Ms Abiero noted that most children have health problems including hearing impairment and other physical disabilities.

“We lack enough wheelchairs to cater for our pupils. Some have cerebral palsy and we have to take them to hospital from time to time but we lack a van to assist in their transportation,” she said.

She said learners fall sick from time to time and during the recent Kenya Certificate of Primary Education (KCPE) examinations, a candidate fell sick and had to sit the examination while on medication. That candidate passed with 396 marks.

“We do not have enough infrastructure to cater for the children. We do not have any latrines or dormitories for our boarding pupils and we sometimes struggle to get food for them thus they go hungry,” she said.

But staff’s willingness to try out new strategies propelled the school to academic glory in this year’s KCPE examinations, against all odds.

The school shot from a mean score of 239 marks in 2015 to 332 in 2016, and produced the country’s top performer, Victor Odhiambo, who managed 437 marks out of a possible 500.

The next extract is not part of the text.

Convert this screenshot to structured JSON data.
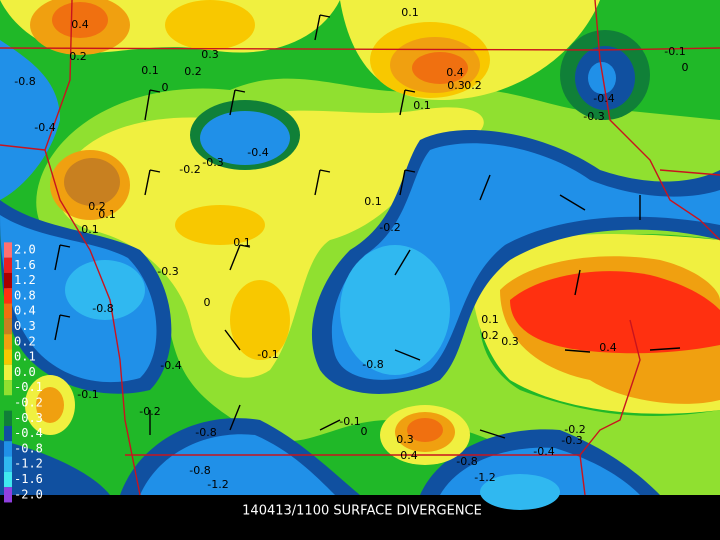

Allan Agufa, the school’s top candidate among learners with special needs got 422 marks.

Odhiambo said the challenges they faced in the school almost shattered his dreams of performing well in the exam.

“I have a hearing impairment that needs medical support. We lacked some of the basic needs because our parents are poor and the school could not cater for everything,” he said.

Clifford Odhiambo was a slow learner and therefore considers getting 365 marks a miracle.

“Our teachers strained a lot to help us get good marks. I am a slow learner and I could not understand some concepts in class but my teachers did not get tired of me. They supported me,” he said.

Abiero says a school van would help the administration handle emergency cases better due to the conditions of most learners.

“The Teachers Service Commission and Ministry of Education have been supportive. But we need a van to help us take care of our learners, especially in cases of emergencies,” she said.

For the past 25 years little was known about the school that struggles through hardship to educate children with disabilities.